Air pollution shortened the average life expectancy by 5.2 years in India, according to the report
Nearly 250 million residents of north India are on track to lose more than eight years of life expectancy if air pollution levels are not reduced drastically, a new report based on an analysis of 20 years of pollution levels has found.
In India, the world’s second-most polluted country (first is Bangladesh), air pollution shortened the average life expectancy by 5.2 years, relative to what it did if the World Health Organization (WHO) guideline was met; and 2.3 years relative to what it would be if pollution was reduced to meet the country’s own national standard, stated the report.
Some regions in India fared much worse than the average, with air pollution shortening lives by 9.4 years in the national capital Delhi, and 8.6 years in Uttar Pradesh (UP), the most polluted state.
The report was released on July 28, 2020, by The Energy Policy Institute at the University of Chicago (EPIC). The Air Quality Life Index data in the report was averaged across women, men and children globally, and covers period between 1998 and 2018.
The highest loss of life expectancy in India was in UP’s capital city Lucknow, which has the highest pollution level in the country — 11 times greater than the WHO guideline — said the report. Its residents stand to lose 10.3 years of life expectancy if the same pollution levels persist.
Since 1998, average annual particulate pollution increased 42 per cent in India. All of India’s 1.4 billion population lives in areas where the annual average particulate pollution level exceeded the WHO guideline, and 84 per cent live in regions where it exceeded India’s own air quality standard.
India’s capital Delhi is also highly polluted. Residents of Delhi could see 9.4 years added to their lives if pollution is reduced to meet the WHO guideline; 6.5 years if pollution met India’s national standard, according to the report. In fact, a quarter of India’s population, mainly those living in Indo Gangetic Plain (IGP) region, was exposed to pollution levels not seen in any other country.
In a similar study done in 2019 by the institute, it was found that there was a 72 per cent increase in pollution from 1998 to 2016 in IGP region, home to about 40 per cent of India’s population. The region experienced particulate pollution that was about twice as high as the rest of the country, and the average citizen living in the region can expect to lose about seven years of life expectancy.
According to the report, particulate pollution has been on the rise in South Asia and shortens lives more than anywhere else in the world. India, Bangladesh, Nepal and Pakistan — which account for nearly a quarter of the world’s population — are also among the most polluted.

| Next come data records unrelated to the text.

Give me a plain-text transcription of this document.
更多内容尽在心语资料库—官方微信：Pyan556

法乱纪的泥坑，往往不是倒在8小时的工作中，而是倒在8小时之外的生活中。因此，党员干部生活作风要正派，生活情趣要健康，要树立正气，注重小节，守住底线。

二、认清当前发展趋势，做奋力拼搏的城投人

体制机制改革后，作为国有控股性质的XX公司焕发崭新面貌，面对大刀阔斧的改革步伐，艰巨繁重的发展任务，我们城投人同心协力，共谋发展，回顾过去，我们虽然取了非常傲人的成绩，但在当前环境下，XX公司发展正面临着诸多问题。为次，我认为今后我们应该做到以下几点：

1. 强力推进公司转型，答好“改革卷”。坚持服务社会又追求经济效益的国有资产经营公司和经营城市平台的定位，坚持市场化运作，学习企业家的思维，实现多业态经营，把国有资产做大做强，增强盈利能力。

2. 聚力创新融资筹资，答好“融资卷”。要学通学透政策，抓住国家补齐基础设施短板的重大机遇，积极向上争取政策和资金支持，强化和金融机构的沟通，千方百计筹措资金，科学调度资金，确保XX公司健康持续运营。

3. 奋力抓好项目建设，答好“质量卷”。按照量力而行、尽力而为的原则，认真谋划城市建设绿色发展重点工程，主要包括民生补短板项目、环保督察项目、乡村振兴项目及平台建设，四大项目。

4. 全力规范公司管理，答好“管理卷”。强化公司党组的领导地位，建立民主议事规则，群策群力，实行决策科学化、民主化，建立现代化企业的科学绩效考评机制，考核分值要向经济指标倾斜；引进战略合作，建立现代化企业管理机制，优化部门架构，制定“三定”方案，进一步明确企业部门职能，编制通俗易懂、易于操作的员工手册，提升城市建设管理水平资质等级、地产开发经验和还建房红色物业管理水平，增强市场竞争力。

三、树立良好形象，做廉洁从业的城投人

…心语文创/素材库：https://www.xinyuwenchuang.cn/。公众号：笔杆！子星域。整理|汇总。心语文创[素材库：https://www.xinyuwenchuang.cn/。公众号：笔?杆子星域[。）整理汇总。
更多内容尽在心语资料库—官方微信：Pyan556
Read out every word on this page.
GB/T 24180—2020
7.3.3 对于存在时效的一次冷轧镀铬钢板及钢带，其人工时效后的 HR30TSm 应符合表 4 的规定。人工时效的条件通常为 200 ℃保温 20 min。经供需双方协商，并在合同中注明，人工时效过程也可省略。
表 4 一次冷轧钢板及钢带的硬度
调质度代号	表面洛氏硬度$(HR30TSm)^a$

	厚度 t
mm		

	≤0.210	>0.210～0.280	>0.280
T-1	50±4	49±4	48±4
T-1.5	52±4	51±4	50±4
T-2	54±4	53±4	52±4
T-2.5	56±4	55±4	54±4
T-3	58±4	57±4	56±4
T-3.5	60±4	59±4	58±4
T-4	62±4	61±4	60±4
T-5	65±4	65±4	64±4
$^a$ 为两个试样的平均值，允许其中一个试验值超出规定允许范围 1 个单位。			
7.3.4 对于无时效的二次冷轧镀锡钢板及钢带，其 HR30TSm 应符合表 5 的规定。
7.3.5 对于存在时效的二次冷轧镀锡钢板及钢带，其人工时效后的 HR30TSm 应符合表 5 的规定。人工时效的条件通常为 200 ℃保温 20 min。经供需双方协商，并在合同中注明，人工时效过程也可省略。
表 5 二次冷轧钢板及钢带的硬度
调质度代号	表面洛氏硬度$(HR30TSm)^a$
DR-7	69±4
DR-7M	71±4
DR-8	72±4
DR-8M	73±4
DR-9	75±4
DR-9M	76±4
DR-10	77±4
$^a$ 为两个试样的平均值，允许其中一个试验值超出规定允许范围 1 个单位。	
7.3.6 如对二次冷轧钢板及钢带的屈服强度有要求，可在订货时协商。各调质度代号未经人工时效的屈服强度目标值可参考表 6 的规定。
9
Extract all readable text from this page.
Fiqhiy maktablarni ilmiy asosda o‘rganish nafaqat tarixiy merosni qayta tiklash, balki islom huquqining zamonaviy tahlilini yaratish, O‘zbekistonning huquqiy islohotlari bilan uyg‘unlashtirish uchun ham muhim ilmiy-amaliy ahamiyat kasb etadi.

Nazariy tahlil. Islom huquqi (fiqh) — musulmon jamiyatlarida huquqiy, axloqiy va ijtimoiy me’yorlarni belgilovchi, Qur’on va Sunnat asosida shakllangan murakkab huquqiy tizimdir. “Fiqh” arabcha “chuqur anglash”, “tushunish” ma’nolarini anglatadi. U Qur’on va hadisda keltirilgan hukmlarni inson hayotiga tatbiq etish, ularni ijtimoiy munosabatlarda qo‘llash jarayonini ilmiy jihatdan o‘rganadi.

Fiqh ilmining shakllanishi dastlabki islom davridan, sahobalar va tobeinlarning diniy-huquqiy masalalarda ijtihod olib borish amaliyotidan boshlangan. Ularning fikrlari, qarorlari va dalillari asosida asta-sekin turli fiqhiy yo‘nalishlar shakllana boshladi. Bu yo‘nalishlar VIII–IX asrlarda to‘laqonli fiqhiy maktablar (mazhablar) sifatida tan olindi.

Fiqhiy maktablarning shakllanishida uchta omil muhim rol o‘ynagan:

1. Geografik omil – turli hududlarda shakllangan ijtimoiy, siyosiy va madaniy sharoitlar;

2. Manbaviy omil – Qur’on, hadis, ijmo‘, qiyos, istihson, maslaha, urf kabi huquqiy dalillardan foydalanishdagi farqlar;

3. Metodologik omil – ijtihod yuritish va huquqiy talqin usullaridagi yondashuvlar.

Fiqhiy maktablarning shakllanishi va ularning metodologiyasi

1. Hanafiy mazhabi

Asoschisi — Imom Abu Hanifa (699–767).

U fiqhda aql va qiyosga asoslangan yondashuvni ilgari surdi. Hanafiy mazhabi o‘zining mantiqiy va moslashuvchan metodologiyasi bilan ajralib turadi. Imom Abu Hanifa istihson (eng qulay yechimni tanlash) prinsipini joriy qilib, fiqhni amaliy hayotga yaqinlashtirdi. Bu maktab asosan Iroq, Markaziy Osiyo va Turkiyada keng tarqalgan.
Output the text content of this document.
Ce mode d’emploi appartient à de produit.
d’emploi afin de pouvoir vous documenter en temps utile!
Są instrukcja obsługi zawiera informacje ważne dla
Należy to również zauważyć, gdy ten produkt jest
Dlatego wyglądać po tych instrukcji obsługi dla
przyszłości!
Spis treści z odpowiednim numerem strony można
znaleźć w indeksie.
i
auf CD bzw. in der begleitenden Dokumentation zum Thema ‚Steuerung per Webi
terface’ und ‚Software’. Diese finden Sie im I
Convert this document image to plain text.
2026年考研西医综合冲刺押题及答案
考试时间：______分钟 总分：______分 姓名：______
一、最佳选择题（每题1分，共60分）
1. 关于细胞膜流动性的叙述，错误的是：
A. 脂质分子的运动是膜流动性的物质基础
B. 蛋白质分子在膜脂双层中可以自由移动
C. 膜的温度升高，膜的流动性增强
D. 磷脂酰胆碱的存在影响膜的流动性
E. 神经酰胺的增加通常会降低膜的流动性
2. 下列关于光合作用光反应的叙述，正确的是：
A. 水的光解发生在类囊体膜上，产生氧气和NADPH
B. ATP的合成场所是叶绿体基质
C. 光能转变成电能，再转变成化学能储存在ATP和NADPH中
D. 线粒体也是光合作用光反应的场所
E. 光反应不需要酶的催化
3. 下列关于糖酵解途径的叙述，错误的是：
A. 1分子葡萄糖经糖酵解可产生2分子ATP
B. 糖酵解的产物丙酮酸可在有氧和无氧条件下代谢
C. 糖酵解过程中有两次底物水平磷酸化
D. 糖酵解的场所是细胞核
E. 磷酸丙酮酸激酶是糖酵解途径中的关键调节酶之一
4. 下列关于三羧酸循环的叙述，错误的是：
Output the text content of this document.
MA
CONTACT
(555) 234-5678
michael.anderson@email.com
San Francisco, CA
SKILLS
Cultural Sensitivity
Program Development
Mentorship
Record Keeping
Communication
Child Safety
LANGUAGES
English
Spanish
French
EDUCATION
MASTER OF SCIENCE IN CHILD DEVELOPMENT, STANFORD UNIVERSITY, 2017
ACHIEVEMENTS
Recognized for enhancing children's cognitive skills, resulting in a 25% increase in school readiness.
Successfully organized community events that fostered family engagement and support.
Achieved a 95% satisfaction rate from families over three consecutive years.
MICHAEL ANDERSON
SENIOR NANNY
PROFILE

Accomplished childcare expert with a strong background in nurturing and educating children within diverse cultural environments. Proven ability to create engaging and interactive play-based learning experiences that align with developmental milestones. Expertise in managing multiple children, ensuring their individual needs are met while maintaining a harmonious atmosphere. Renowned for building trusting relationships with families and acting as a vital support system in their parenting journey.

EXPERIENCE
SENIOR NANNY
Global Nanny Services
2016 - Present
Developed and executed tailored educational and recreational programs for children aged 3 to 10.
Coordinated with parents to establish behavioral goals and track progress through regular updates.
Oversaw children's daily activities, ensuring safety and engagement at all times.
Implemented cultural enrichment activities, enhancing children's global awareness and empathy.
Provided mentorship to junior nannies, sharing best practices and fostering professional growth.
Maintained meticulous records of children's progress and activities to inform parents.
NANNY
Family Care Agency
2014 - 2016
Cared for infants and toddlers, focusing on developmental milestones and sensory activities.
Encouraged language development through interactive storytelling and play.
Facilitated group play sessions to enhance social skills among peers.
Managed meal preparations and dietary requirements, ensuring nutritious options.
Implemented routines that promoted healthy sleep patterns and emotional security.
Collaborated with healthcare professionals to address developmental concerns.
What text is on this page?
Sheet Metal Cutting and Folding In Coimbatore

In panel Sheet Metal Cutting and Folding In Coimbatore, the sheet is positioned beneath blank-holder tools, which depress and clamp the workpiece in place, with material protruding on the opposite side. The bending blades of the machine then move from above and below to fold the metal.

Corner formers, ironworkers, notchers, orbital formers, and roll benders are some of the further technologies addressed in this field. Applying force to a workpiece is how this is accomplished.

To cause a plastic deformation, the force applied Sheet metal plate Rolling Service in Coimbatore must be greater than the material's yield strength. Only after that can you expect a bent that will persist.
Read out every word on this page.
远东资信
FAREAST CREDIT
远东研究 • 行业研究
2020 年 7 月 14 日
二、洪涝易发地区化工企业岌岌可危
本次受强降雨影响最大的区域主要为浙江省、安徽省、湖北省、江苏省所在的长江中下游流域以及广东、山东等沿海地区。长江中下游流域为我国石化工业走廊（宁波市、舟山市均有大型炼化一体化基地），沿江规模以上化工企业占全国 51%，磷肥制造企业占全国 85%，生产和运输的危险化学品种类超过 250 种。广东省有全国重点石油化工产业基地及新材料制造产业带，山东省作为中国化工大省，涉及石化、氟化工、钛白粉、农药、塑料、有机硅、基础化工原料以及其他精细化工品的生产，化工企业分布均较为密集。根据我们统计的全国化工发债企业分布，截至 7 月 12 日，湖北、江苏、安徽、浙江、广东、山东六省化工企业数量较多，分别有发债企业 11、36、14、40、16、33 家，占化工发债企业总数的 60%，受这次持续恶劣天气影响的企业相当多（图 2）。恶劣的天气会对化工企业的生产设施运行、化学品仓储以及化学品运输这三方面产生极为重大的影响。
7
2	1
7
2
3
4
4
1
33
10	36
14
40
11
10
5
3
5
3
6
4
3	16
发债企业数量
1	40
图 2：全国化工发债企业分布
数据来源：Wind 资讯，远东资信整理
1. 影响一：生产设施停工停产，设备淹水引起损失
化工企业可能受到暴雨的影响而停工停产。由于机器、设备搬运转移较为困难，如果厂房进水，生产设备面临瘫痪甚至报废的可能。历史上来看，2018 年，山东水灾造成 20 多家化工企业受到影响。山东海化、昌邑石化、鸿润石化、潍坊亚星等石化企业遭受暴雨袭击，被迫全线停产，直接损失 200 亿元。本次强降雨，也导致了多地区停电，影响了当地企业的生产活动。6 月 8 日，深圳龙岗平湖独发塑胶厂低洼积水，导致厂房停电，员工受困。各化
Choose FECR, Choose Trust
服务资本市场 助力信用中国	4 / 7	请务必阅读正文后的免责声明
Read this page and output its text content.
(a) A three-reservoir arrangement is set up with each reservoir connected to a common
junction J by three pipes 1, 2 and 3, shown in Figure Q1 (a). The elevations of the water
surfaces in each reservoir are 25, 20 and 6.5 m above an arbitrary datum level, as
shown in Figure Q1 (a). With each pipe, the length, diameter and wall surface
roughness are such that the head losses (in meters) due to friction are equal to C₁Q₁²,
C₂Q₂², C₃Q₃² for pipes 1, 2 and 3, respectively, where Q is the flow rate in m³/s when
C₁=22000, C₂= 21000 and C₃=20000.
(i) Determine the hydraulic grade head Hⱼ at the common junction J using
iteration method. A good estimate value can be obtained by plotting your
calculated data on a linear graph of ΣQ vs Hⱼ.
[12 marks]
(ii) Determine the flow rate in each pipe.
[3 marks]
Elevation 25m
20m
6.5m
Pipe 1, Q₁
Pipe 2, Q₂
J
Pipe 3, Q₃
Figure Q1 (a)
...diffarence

These countries account for 23 per cent of the world’s population; and 60 per cent of life years that would be lost globally if these pollution levels persist.
The average resident of these four countries is exposed to particulate pollution levels that are 44 per cent higher than two decades ago. Had 1998 pollution levels persisted, they would be on track to lose 3.2 years of life expectancy — versus five years today, the report said.
The increase is not surprising. Over the course of the last 20 years, industrialisation, economic development and population growth have led to skyrocketing energy demand in these countries. In India and Pakistan, the number of vehicles on the road has increased about four-fold since the early 2000s, it said.
It added that electricity generation from fossil fuels tripled from 1998 to 2017 in these four countries combined.
In terms of national average, Bangladesh ranked as the most polluted country in the world. People in Bangladesh could live 6.2 years longer if pollution levels met the WHO guideline, with the 13 million living in the capital city Dhaka living 7.2 years longer if air quality improved.
Globally, the average person is losing 1.9 years of life expectancy due to particulate pollution exceeding the WHO guideline. This, the report said, was more than devastating communicable diseases like tuberculosis, and human immunodeficiency virus (HIV / AIDS), behavioural killers such as cigarette smoking, and even war.
For instance, according to the report, first-hand cigarette smoke leads to a reduction in global average life expectancy of about 1.8 years; alcohol and drug use reduces life expectancy by 11 months; unsafe water and sanitation take off seven months; HIV / AIDS cuts lives short by four months; malaria by three months; and conflict and terrorism take off 18 days.
The report was authored by Michael Greenstone, Milton Friedman Professor in Economics at University of Chicago and Claire Fan, pre-doctoral fellow with the EPIC.